The debate on the safety of nuclear energy can be advanced by taking a fresh look at the history of nuclear accidents and trying to understand why they happened, how bad they were, what we can learn from them, and whether they can happen again. That is the main purpose of this book, which examines an international industry jealously guarded by national governments—what other industry has had its own “atomic spies” put on trial and electrocuted?—by analyzing the six accidents that consistently top the list of the world’s worst nuclear disasters.

I begin with the Castle Bravo nuclear test, which took place in March 1954 on the Marshall Islands and caused significant damage to human health and the environment as a result of miscalculation of the radiation yield of a hydrogen bomb and the direction of the winds. The test that went wrong became the first major accident of the nuclear era. This is followed by two disasters of the “atoms for war” sector of nuclear industry that took place within days of each other.

The first occurred in late September 1957 at a plutonium complex near the town of Kyshtym in the Ural Mountains, where the explosion of a nuclear waste tank released tens of millions of curies of radiation into the atmosphere. The second happened in October of the same year at the Windscale Works in England, where a reactor that produced plutonium and tritium for the British atomic and hydrogen bombs caught fire—the first major reactor accident in world history. I then turn to the Three Mile Island accident in March 1979, Chernobyl in April 1986, and Fukushima in March 2011, all of which took place in the “atoms for peace” sector of the nuclear industry and cemented its reputation as inherently unsafe.
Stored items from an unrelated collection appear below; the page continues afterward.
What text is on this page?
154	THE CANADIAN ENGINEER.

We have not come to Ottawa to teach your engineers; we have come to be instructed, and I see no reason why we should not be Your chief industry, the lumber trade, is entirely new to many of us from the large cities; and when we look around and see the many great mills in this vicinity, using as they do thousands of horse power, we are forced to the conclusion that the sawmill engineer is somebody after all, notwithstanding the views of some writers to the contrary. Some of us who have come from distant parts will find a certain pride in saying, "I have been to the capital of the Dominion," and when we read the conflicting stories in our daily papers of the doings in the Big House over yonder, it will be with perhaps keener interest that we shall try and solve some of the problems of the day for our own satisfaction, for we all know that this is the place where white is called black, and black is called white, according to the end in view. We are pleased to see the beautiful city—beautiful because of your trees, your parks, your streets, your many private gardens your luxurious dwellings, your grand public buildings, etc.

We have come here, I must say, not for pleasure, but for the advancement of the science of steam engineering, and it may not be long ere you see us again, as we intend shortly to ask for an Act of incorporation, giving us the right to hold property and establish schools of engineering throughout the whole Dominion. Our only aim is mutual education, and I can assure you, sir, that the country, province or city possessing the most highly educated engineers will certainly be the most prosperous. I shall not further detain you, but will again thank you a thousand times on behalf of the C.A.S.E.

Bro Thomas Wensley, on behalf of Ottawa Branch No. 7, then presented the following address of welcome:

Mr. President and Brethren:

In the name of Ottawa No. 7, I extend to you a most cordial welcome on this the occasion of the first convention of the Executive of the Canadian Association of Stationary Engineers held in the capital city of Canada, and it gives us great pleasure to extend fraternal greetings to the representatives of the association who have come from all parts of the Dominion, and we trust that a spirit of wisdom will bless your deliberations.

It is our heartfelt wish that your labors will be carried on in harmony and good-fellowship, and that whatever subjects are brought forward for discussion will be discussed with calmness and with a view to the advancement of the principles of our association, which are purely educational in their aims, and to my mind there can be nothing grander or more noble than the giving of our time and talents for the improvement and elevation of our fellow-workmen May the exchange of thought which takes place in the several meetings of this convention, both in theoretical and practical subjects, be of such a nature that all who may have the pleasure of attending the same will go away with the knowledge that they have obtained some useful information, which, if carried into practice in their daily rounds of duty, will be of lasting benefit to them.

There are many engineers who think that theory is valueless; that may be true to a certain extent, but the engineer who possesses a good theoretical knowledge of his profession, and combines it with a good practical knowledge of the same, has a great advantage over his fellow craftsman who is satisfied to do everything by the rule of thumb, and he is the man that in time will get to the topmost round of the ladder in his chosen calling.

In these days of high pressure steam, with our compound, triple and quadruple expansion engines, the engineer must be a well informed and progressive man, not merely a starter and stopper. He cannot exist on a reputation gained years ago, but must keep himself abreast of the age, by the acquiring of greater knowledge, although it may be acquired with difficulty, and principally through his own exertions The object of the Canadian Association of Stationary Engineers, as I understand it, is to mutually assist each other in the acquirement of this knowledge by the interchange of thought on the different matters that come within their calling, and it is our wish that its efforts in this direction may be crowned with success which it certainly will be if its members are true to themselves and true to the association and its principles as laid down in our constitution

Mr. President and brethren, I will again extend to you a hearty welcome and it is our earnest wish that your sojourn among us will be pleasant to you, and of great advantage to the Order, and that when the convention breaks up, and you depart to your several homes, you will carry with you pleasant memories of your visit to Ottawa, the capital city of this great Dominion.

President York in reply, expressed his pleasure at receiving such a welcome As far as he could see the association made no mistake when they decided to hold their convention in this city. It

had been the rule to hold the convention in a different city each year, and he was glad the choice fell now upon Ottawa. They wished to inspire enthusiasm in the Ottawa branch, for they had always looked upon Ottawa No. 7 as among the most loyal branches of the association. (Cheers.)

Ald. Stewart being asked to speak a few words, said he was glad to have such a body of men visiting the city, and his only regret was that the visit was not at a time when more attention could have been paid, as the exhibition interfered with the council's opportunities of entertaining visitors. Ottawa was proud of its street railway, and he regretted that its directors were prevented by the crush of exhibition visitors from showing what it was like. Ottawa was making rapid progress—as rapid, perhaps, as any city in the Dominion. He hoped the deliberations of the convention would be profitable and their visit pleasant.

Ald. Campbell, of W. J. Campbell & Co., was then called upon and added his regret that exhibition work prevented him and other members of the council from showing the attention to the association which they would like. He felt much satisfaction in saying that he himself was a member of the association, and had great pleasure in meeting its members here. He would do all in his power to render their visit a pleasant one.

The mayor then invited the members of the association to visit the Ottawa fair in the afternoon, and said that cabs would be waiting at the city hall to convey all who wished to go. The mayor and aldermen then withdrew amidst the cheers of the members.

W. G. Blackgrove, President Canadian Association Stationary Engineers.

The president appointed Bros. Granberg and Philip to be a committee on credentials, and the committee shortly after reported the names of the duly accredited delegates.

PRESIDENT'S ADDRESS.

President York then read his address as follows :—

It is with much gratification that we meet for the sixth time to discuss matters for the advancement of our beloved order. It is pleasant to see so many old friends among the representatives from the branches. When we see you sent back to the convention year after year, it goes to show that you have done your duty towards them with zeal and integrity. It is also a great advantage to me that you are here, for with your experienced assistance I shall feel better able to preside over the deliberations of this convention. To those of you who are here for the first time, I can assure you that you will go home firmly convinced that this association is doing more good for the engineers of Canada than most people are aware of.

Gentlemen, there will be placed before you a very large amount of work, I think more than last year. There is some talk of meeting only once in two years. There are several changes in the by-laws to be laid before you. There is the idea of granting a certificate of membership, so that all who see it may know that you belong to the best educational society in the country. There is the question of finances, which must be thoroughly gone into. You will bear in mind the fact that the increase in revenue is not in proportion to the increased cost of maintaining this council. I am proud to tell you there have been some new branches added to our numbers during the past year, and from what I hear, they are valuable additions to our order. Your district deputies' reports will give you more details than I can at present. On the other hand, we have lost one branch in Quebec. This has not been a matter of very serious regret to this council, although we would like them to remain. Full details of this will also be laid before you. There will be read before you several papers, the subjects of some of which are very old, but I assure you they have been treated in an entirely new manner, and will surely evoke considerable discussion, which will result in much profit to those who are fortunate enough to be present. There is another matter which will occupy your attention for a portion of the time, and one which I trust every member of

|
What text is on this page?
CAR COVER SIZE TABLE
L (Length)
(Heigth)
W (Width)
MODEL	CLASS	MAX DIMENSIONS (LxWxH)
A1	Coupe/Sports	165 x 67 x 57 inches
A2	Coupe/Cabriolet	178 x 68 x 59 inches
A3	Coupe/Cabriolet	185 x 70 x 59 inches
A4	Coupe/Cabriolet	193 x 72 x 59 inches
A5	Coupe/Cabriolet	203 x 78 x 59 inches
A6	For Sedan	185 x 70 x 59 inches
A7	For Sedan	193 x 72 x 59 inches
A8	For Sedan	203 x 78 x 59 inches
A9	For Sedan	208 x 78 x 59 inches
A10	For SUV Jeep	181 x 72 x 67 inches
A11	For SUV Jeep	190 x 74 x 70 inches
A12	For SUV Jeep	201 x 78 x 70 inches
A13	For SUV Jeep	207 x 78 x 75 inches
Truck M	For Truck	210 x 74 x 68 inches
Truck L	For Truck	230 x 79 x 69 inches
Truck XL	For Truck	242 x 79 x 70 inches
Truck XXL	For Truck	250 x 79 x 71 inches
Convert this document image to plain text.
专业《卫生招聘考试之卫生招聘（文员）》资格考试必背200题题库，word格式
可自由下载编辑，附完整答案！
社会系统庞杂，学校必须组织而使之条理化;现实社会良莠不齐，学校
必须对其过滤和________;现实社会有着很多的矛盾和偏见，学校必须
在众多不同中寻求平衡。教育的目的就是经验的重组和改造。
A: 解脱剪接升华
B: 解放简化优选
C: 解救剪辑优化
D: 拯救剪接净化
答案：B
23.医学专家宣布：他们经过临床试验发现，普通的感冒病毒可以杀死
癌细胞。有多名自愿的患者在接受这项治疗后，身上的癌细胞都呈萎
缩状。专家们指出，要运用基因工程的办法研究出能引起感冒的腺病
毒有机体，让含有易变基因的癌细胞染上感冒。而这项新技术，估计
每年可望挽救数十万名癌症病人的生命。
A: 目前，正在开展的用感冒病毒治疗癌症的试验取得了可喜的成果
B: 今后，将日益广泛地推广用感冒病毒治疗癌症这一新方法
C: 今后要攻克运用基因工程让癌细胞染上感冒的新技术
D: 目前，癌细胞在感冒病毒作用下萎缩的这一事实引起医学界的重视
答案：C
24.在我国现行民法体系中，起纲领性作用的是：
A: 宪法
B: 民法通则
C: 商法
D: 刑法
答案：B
As my choice of accidents attests, I do not separate the military origins and “childhood” of the nuclear industry from its mature period, because such separation obscures the fact that “atoms for peace” inherited reactor designs, cadres, and culture, to say nothing of financial support and backing, from the “atoms for war” project. It is therefore hardly surprising that two of the plutonium production accidents, at Kyshtym and Windscale, and three of the electricity production disasters, Three Mile Island, Chernobyl, and Fukushima, are considered the worst accidents that have happened up to now.10

The story told here is a global one. Although national governments did their best to protect their nuclear secrets, the nuclear industry evolved from the very beginning as an international project. Scientists and practitioners of the industry knew that they were part of an international effort, followed one another’s work openly or in secret, and thus shared common beginnings, misperceptions, and mistakes. While there are 440 nuclear reactors in operation today, there are fewer than a dozen basic models of reactors, originating in the US, Soviet/Russian, Canadian, and Chinese designs. Accidents were both international and local to the same degree as the industry that produced them. Looking closely at what led to these accidents and the ways in which the industry and governments dealt with them, from the use and misuse of information to the mobilization of resources to cope with their consequences, is the most effective way of understanding the perils associated with reliance on nuclear energy.

I invite readers to join me on a sometimes terrifying dive into the dramatic history of nuclear disasters. I examine not only the actions and omissions of those directly involved but also the ideologies, politics, and cultures that contributed to the disasters. After every accident discussed here, a commission was formed to examine causes and draw lessons. Technology was improved as a result, and every accident contributed to the shaping of subsequent safety procedures and culture. And yet nuclear accidents occur again and again. Is it possible that we neglect the political, social, and cultural causes of nuclear disasters of the past that are still with us today? We can’t pass an informed judgment about the future of the nuclear industry without tackling these questions first.